The claim: If VPNs allow children to evade age filters, then restricting them would enforce the law more effectively. Government believes it should parent your children and you. The internet is no longer a space of free exchange and open access, but a domain to be regulated, surveilled, and ultimately controlled.
This is not an isolated policy choice by France. It reflects a broader shift in how governments view the internet. What was once a decentralized, open system is increasingly treated as infrastructure to be licensed, monitored, and controlled. Age verification sounds reasonable on the surface, but enforcement requires identity checks, data collection, and centralized oversight. Once VPNs are labeled a problem because they interfere with enforcement, encryption itself becomes the target.

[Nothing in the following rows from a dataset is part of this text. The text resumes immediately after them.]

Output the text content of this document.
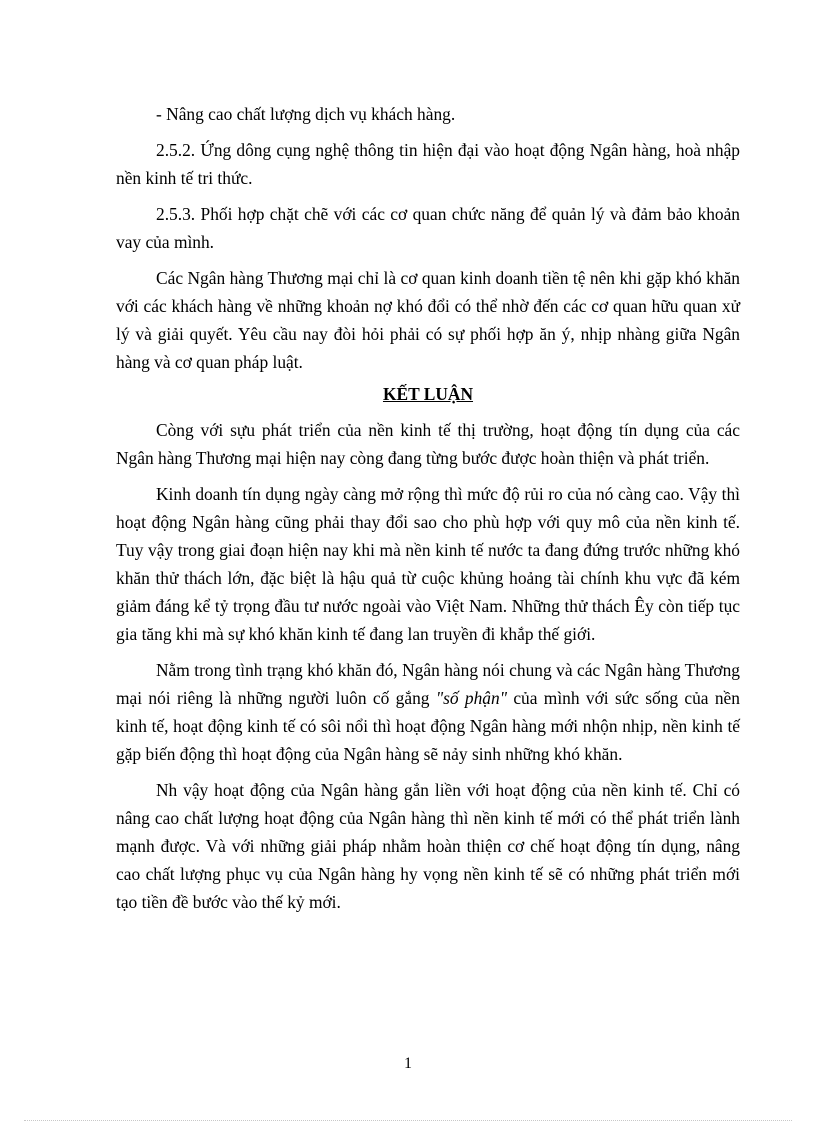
- Nâng cao chất lượng dịch vụ khách hàng.

2.5.2. Ứng dông cụng nghệ thông tin hiện đại vào hoạt động Ngân hàng, hoà nhập nền kinh tế tri thức.

2.5.3. Phối hợp chặt chẽ với các cơ quan chức năng để quản lý và đảm bảo khoản vay của mình.

Các Ngân hàng Thương mại chỉ là cơ quan kinh doanh tiền tệ nên khi gặp khó khăn với các khách hàng về những khoản nợ khó đổi có thể nhờ đến các cơ quan hữu quan xử lý và giải quyết. Yêu cầu nay đòi hỏi phải có sự phối hợp ăn ý, nhịp nhàng giữa Ngân hàng và cơ quan pháp luật.

KẾT LUẬN

Còng với sựu phát triển của nền kinh tế thị trường, hoạt động tín dụng của các Ngân hàng Thương mại hiện nay còng đang từng bước được hoàn thiện và phát triển.

Kinh doanh tín dụng ngày càng mở rộng thì mức độ rủi ro của nó càng cao. Vậy thì hoạt động Ngân hàng cũng phải thay đổi sao cho phù hợp với quy mô của nền kinh tế. Tuy vậy trong giai đoạn hiện nay khi mà nền kinh tế nước ta đang đứng trước những khó khăn thử thách lớn, đặc biệt là hậu quả từ cuộc khủng hoảng tài chính khu vực đã kém giảm đáng kể tỷ trọng đầu tư nước ngoài vào Việt Nam. Những thử thách Êy còn tiếp tục gia tăng khi mà sự khó khăn kinh tế đang lan truyền đi khắp thế giới.

Nằm trong tình trạng khó khăn đó, Ngân hàng nói chung và các Ngân hàng Thương mại nói riêng là những người luôn cố gắng "số phận" của mình với sức sống của nền kinh tế, hoạt động kinh tế có sôi nổi thì hoạt động Ngân hàng mới nhộn nhịp, nền kinh tế gặp biến động thì hoạt động của Ngân hàng sẽ nảy sinh những khó khăn.

Nh vậy hoạt động của Ngân hàng gắn liền với hoạt động của nền kinh tế. Chỉ có nâng cao chất lượng hoạt động của Ngân hàng thì nền kinh tế mới có thể phát triển lành mạnh được. Và với những giải pháp nhằm hoàn thiện cơ chế hoạt động tín dụng, nâng cao chất lượng phục vụ của Ngân hàng hy vọng nền kinh tế sẽ có những phát triển mới tạo tiền đề bước vào thế kỷ mới.

1
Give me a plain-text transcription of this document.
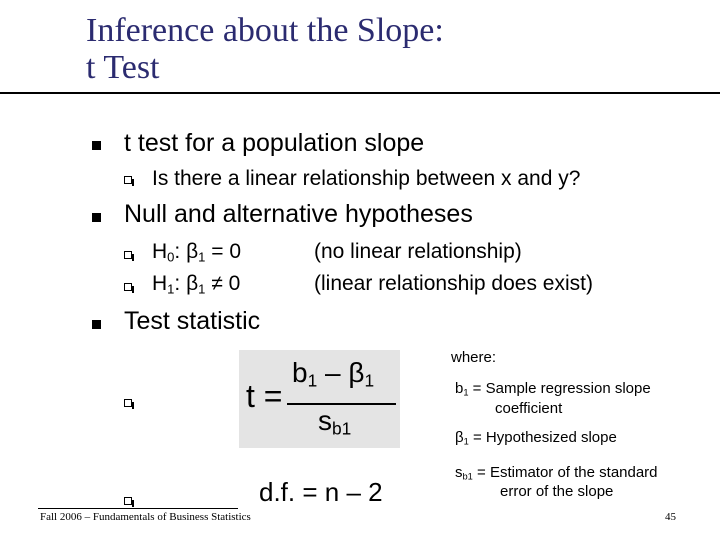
Inference about the Slope:
t Test
t test for a population slope
Is there a linear relationship between x and y?
Null and alternative hypotheses
$H_0$: $\beta_1 = 0$	(no linear relationship)
$H_1$: $\beta_1 \ne 0$	(linear relationship does exist)
Test statistic
t =
$b_1 - \beta_1$
$s_{b1}$
d.f. = n – 2
where:
$b_1$ = Sample regression slope
coefficient
$\beta_1$ = Hypothesized slope
$s_{b1}$ = Estimator of the standard
error of the slope
Fall 2006 – Fundamentals of Business Statistics	45
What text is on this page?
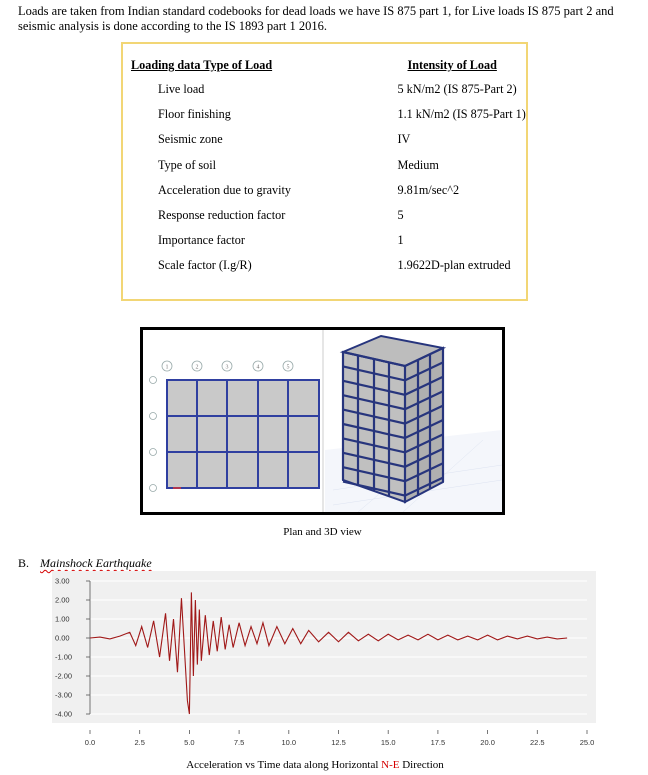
Loads are taken from Indian standard codebooks for dead loads we have IS 875 part 1, for Live loads IS 875 part 2 and seismic analysis is done according to the IS 1893 part 1 2016.
Loading data Type of Load	Intensity of Load
Live load	5 kN/m2 (IS 875-Part 2)
Floor finishing	1.1 kN/m2 (IS 875-Part 1)
Seismic zone	IV
Type of soil	Medium
Acceleration due to gravity	9.81m/sec^2
Response reduction factor	5
Importance factor	1
Scale factor (I.g/R)	1.9622D-plan extruded
1	2	3	4	5
Plan and 3D view
B. Mainshock Earthquake
3.00
2.00
1.00
0.00
-1.00
-2.00
-3.00
-4.00
0.0	2.5	5.0	7.5	10.0	12.5	15.0	17.5	20.0	22.5	25.0
Acceleration vs Time data along Horizontal N-E Direction
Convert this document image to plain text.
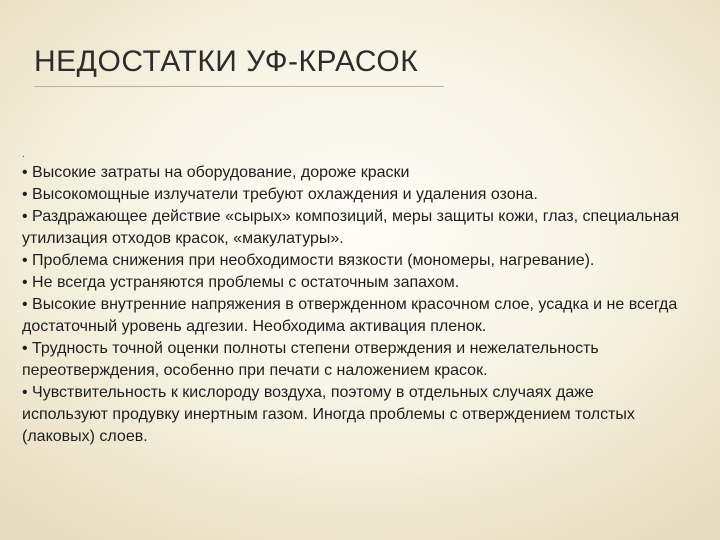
НЕДОСТАТКИ УФ-КРАСОК
.

• Высокие затраты на оборудование, дороже краски

• Высокомощные излучатели требуют охлаждения и удаления озона.

• Раздражающее действие «сырых» композиций, меры защиты кожи, глаз, специальная утилизация отходов красок, «макулатуры».

• Проблема снижения при необходимости вязкости (мономеры, нагревание).

• Не всегда устраняются проблемы с остаточным запахом.

• Высокие внутренние напряжения в отвержденном красочном слое, усадка и не всегда достаточный уровень адгезии. Необходима активация пленок.

• Трудность точной оценки полноты степени отверждения и нежелательность переотверждения, особенно при печати с наложением красок.

• Чувствительность к кислороду воздуха, поэтому в отдельных случаях даже используют продувку инертным газом. Иногда проблемы с отверждением толстых (лаковых) слоев.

History shows that freedom is rarely abolished outright. It is narrowed step by step. Each restriction is justified as temporary, limited, or necessary. First, it is to protect children. Then to combat misinformation. Then to enforce taxes, sanctions, or public order. The cumulative effect is always the same: the individual loses autonomy, and the state gains visibility and leverage.
We have already seen this progression elsewhere. China and Russia did not begin with total internet control. They began by regulating tools that allowed people to bypass official narratives. Democratic governments insist they are different, but once they adopt the same mechanisms with identity-linked access, restricted encryption, and approved routing.
The argument that VPNs must be restricted because they undermine regulation turns the logic of freedom on its head. Privacy tools exist precisely because governments and corporations seek to monitor behavior. When the state decides that privacy itself is unacceptable, the internet ceases to be a free medium and becomes an extension of policy enforcement.
This is not about teenagers using social media. It is about who controls access to information and communication in the digital age. Once governments assert the right to decide when and how citizens may shield themselves online, the balance of power shifts permanently.